Ambiguous & Vaguely Sinister
Back when I was a scrawny teenager on Long Island, I found a second home at the local record shop. After school I’d look through the racks, where the albums were alphabetized, scanning each cover intently before going to the next. In those halcyon pre-internet days, the only way to hear new music was to listen to the radio—in my case, WNEW-FM from New York City, not too far away. Going through the albums I’d spot some familiar names & consider purchases. Albums were not expensive then; most sold for around $2.89, but my job paid only $1.46½ an hour, before taxes, 15 cents below minimum, so you’d have to work close to three hours to buy a record. Every now & then, an album cover would catch my eye. Something about it—the look of the personnel, the artwork, the name of the band—would tease & tickle my imagination. Then I’d check back every day for a week or two. If I could still hear the album calling to me, I’d buy. Sometimes, though, my interest would fade.
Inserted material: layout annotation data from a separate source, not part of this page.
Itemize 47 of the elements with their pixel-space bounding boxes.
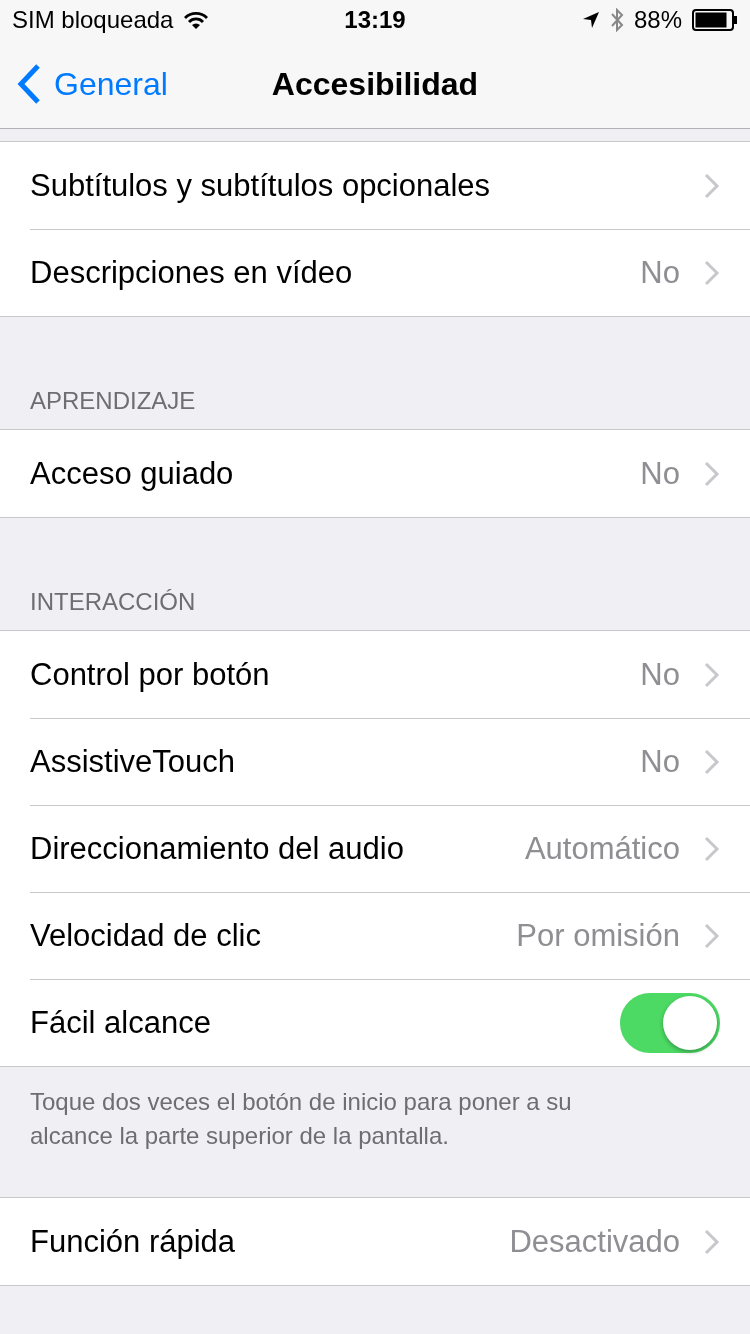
settings-row[interactable]: AssistiveTouch No bbox=[0, 718, 750, 805]
settings-row[interactable]: Subtítulos y subtítulos opcionales bbox=[0, 142, 750, 229]
row-value: Desactivado bbox=[509, 1223, 680, 1260]
back-button[interactable]: General bbox=[0, 63, 168, 105]
row-label: Acceso guiado bbox=[30, 455, 234, 492]
chevron-icon bbox=[704, 1228, 720, 1255]
status-time: 13:19 bbox=[344, 6, 406, 34]
bluetooth-icon bbox=[609, 8, 624, 32]
chevron-icon bbox=[704, 259, 720, 286]
location-arrow-icon bbox=[581, 11, 600, 29]
toggle-switch[interactable] bbox=[620, 992, 720, 1053]
row-label: Velocidad de clic bbox=[30, 917, 261, 954]
row-label: Subtítulos y subtítulos opcionales bbox=[30, 167, 491, 204]
settings-row[interactable]: Velocidad de clic Por omisión bbox=[0, 892, 750, 979]
row-value: Por omisión bbox=[516, 917, 680, 954]
row-label: Fácil alcance bbox=[30, 1004, 211, 1041]
section-header: INTERACCIÓN bbox=[29, 587, 197, 617]
settings-row[interactable]: Control por botón No bbox=[0, 631, 750, 718]
wifi-icon bbox=[183, 10, 210, 30]
settings-row[interactable]: Fácil alcance bbox=[0, 979, 750, 1066]
settings-row[interactable]: Direccionamiento del audio Automático bbox=[0, 805, 750, 892]
back-chevron-icon bbox=[16, 63, 42, 105]
chevron-icon bbox=[704, 835, 720, 862]
settings-row[interactable]: Función rápida Desactivado bbox=[0, 1198, 750, 1285]
settings-row[interactable]: Descripciones en vídeo No bbox=[0, 229, 750, 316]
carrier-name: SIM bloqueada bbox=[12, 6, 174, 34]
chevron-icon bbox=[704, 748, 720, 775]
row-label: Descripciones en vídeo bbox=[30, 254, 353, 291]
chevron-icon bbox=[704, 661, 720, 688]
row-value: No bbox=[640, 455, 680, 492]
row-label: Direccionamiento del audio bbox=[30, 830, 404, 867]
row-label: Función rápida bbox=[30, 1223, 236, 1260]
row-label: AssistiveTouch bbox=[30, 743, 236, 780]
row-label: Control por botón bbox=[30, 656, 270, 693]
row-value: No bbox=[640, 743, 680, 780]
battery-icon bbox=[692, 9, 738, 31]
section-header: APRENDIZAJE bbox=[29, 386, 197, 416]
battery-percent: 88% bbox=[633, 6, 682, 34]
chevron-icon bbox=[704, 460, 720, 487]
settings-row[interactable]: Acceso guiado No bbox=[0, 430, 750, 517]
section-footer: Toque dos veces el botón de inicio para poner a su alcance la parte superior de la pantalla. bbox=[0, 1067, 750, 1197]
row-value: Automático bbox=[524, 830, 680, 867]
chevron-icon bbox=[704, 172, 720, 199]
row-value: No bbox=[640, 254, 680, 291]
row-value: No bbox=[640, 656, 680, 693]
page-title: Accesibilidad bbox=[271, 65, 479, 103]
chevron-icon bbox=[704, 922, 720, 949]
One album cover forcibly captured my attention. The picture showed five guys in the their 20s, a little bit scruffy, gazing through the windows of a luxury sedan at a clean, smiling, fashionably dressed woman ensconced in the rear seat. Their facial expressions ranged from apathy to mild curiosity. Like, what sort of creature were they looking at? Written in cursive in an octagonal box on the cover was the single word, “Halfnelson,” which I took to be the name of the band as well as the name of the album. I knew that a half-nelson was a wrestling hold. On the back cover was another photo of these five guys staring at the camera w/ expressions of apathy, ambivalence, & mild suspicion.
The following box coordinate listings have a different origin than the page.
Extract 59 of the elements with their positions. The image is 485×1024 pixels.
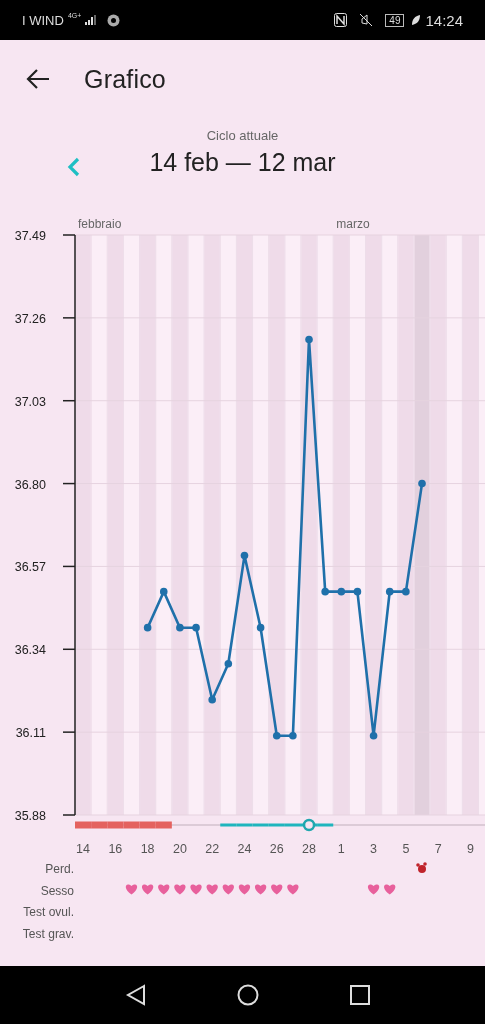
data-point [289, 731, 297, 740]
home-icon[interactable] [237, 984, 260, 1006]
nfc-icon [334, 13, 348, 27]
data-point [402, 587, 410, 596]
axis-label: 26 [269, 842, 284, 856]
carrier-name: I WIND [22, 12, 64, 28]
axis-label: 36.34 [14, 643, 46, 658]
axis-label: 37.49 [14, 229, 46, 243]
data-point [159, 587, 168, 596]
data-point [143, 623, 152, 632]
data-point [176, 623, 184, 632]
data-point [272, 731, 281, 740]
data-point [256, 623, 265, 632]
data-point [305, 335, 313, 344]
data-point [418, 479, 426, 488]
row-label: Test grav. [22, 926, 74, 941]
month-label: febbraio [78, 217, 122, 231]
signal-icon [85, 15, 98, 25]
screen-title: Grafico [84, 64, 166, 94]
data-point [353, 587, 362, 596]
row-label: Test ovul. [23, 905, 74, 919]
back-icon[interactable] [125, 984, 148, 1006]
axis-label: 35.88 [14, 809, 46, 823]
leaf-icon [411, 14, 422, 26]
row-label: Perd. [45, 862, 74, 876]
axis-label: 1 [337, 842, 345, 856]
axis-label: 24 [237, 842, 252, 856]
axis-label: 22 [205, 842, 220, 856]
data-point [321, 587, 329, 596]
cycle-caption: Ciclo attuale [205, 127, 280, 143]
axis-label: 14 [76, 842, 90, 856]
cycle-date-range: 14 feb — 12 mar [149, 148, 336, 177]
axis-label: 18 [140, 842, 155, 856]
mute-icon [359, 13, 374, 27]
data-point [337, 587, 346, 596]
row-label: Sesso [40, 883, 74, 898]
data-point [385, 587, 394, 596]
axis-label: 16 [108, 842, 123, 856]
axis-label: 7 [434, 842, 442, 856]
back-arrow-icon[interactable] [26, 69, 50, 89]
data-point [240, 551, 249, 560]
axis-label: 36.57 [14, 560, 46, 575]
axis-label: 37.26 [14, 311, 46, 326]
recents-icon[interactable] [349, 985, 370, 1005]
axis-label: 3 [370, 842, 378, 856]
data-point [224, 659, 233, 668]
axis-label: 37.03 [14, 394, 46, 409]
axis-label: 36.80 [14, 477, 46, 492]
axis-label: 28 [302, 842, 316, 856]
data-point [192, 623, 200, 632]
axis-label: 9 [466, 842, 474, 856]
clock: 14:24 [425, 11, 463, 29]
data-point [208, 695, 216, 704]
axis-label: 20 [172, 842, 187, 856]
month-label: marzo [336, 217, 370, 231]
battery-level: 49 [385, 13, 405, 27]
data-point [369, 731, 378, 740]
axis-label: 36.11 [15, 726, 46, 741]
axis-label: 5 [402, 842, 410, 856]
After several visits to the record shop, I was convinced that I had to hear this music & I had to own this album. I had never heard the music, not on WNEW-FM or anywhere else. None of my friends had ever heard of this band, Halfnelson. Anyway, I bought the record, brought it home, & put it spinning on the turntable. What I heard was a revelation.
The album consists of eleven songs, each roughly three to four minutes in length. The songs are eccentric, quirky, suggestive, & saturated w/ a kind of ambiguous & vaguely sinister sexuality. Listening to the record (which I did over & over & over), I figured that the band was from a seedy & forgotten neighborhood on Manhattan’s Lower East Side, but it turns out they were from Los Angeles. Let’s meet the band.
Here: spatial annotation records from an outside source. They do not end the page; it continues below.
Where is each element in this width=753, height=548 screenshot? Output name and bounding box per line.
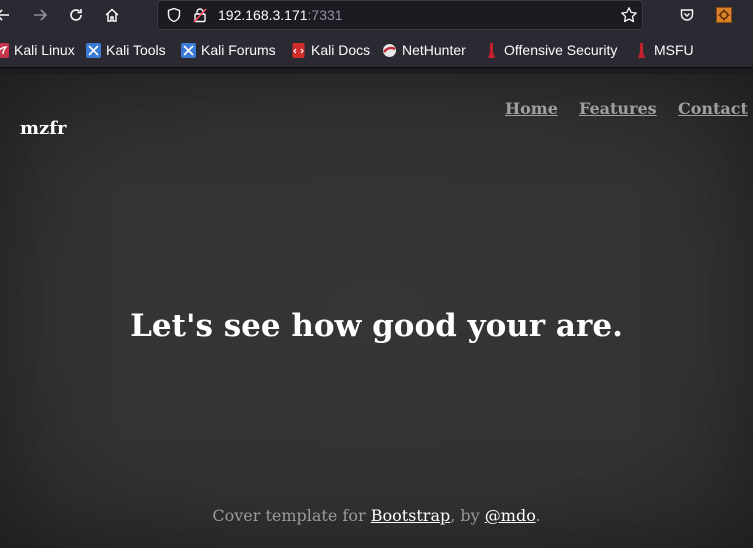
bookmark-kali-forums[interactable]: Kali Forums <box>181 41 276 59</box>
insecure-lock-icon[interactable] <box>189 4 211 26</box>
site-brand: mzfr <box>20 118 67 139</box>
nav-link-home[interactable]: Home <box>505 99 558 118</box>
bookmark-label: Offensive Security <box>504 42 618 58</box>
pocket-icon[interactable] <box>676 4 698 26</box>
bookmark-offensive-security[interactable]: Offensive Security <box>484 41 617 59</box>
nav-link-contact[interactable]: Contact <box>678 99 748 118</box>
page-footer: Cover template for Bootstrap, by @mdo. <box>0 506 753 525</box>
home-icon[interactable] <box>101 4 123 26</box>
bookmark-label: Kali Linux <box>14 42 75 58</box>
browser-window: 192.168.3.171:7331 Kali Linux Kali Tools… <box>0 0 753 548</box>
offsec-icon <box>638 42 645 58</box>
bookmark-label: MSFU <box>654 42 694 58</box>
url-port: :7331 <box>307 7 343 23</box>
bookmark-kali-tools[interactable]: Kali Tools <box>86 41 166 59</box>
tracking-protection-shield-icon[interactable] <box>163 4 185 26</box>
extension-icon[interactable] <box>713 4 735 26</box>
page-headline: Let's see how good your are. <box>130 308 623 344</box>
bookmark-label: Kali Forums <box>201 42 276 58</box>
url-text[interactable]: 192.168.3.171:7331 <box>218 7 343 23</box>
url-host: 192.168.3.171 <box>218 7 308 23</box>
reload-icon[interactable] <box>65 4 87 26</box>
footer-prefix: Cover template for <box>212 506 371 525</box>
bookmark-label: Kali Docs <box>311 42 371 58</box>
footer-suffix: . <box>535 506 541 525</box>
bookmark-star-icon[interactable] <box>618 4 640 26</box>
kali-dragon-icon <box>0 42 9 58</box>
back-icon[interactable] <box>0 4 14 26</box>
offsec-icon <box>488 42 495 58</box>
bookmark-kali-linux[interactable]: Kali Linux <box>0 41 75 59</box>
footer-middle: , by <box>450 506 485 525</box>
footer-mdo-link[interactable]: @mdo <box>485 506 536 525</box>
bookmarks-toolbar: Kali Linux Kali Tools Kali Forums Kali D… <box>0 32 753 68</box>
nav-link-features[interactable]: Features <box>579 99 657 118</box>
kali-dragon-icon <box>181 42 196 58</box>
footer-bootstrap-link[interactable]: Bootstrap <box>371 506 451 525</box>
bookmark-nethunter[interactable]: NetHunter <box>382 41 466 59</box>
bookmark-kali-docs[interactable]: Kali Docs <box>291 41 370 59</box>
bookmark-label: Kali Tools <box>106 42 166 58</box>
browser-toolbar: 192.168.3.171:7331 <box>0 0 753 32</box>
forward-icon[interactable] <box>29 4 51 26</box>
bookmark-label: NetHunter <box>402 42 466 58</box>
bookmark-msfu[interactable]: MSFU <box>634 41 694 59</box>
page-content: mzfr Home Features Contact Let's see how… <box>0 74 753 548</box>
kali-dragon-icon <box>86 42 101 58</box>
nethunter-icon <box>383 43 396 57</box>
url-bar[interactable]: 192.168.3.171:7331 <box>157 0 643 30</box>
kali-docs-icon <box>292 42 305 58</box>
Lead singer w/ his remarkable falsetto is the androgynous & weirdly stylish Russell Mael. Russell’s brother, Ron Mael, writes most of the songs, plays organ & piano, wears shades, & his mustache is the only facial hair of the group. On lead guitar we have Earle Mankey & his raggedy dirty-blond shag haircut. Earle’s brother Jim Mankey plays bass & guitar. Harley Feinstein is a powerhouse on drums.
It’s not exactly easy to describe the songs of Halfnelson. Instead, why don’t I tell you what they are NOT. The songs are not disco. Not jazz. Not blues. Not country. Not soul. Not glam. Not Hawaiian. Not chord-bashing hard rock. Not metal. Not black metal. Not speed metal. Not punk. Not emo. Not trance, house, rap, classical, Dixieland, synth, polka, or K-Pop. It just sounds like five guys got together in a basement w/ rudimentary skills on their inexpensive instruments & played darkly oblique songs that meant a lot to them. Oh, & don’t forget the humor, which turns up pretty frequently. I won’t go over the individual songs, as each contains its own brand of weirdness. But this isn’t John Cage-style weirdness. Some of these songs are actually catchy.
For reasons that are unclear, Halfnelson changed its name to Sparks & re-released their Halfnelson album under the band name Sparks. After a second unorthodox album, “A Woofer in Tweeter’s Clothing,” the band broke up, w/ the two Mael brothers heading to the UK where they became hugely popular, keeping the name Sparks, & eventually developing into an international smash in places like France, Germany, Australia, as well as the UK. In fact, right now, I hear that, like Godzilla, Sparks is big in Japan.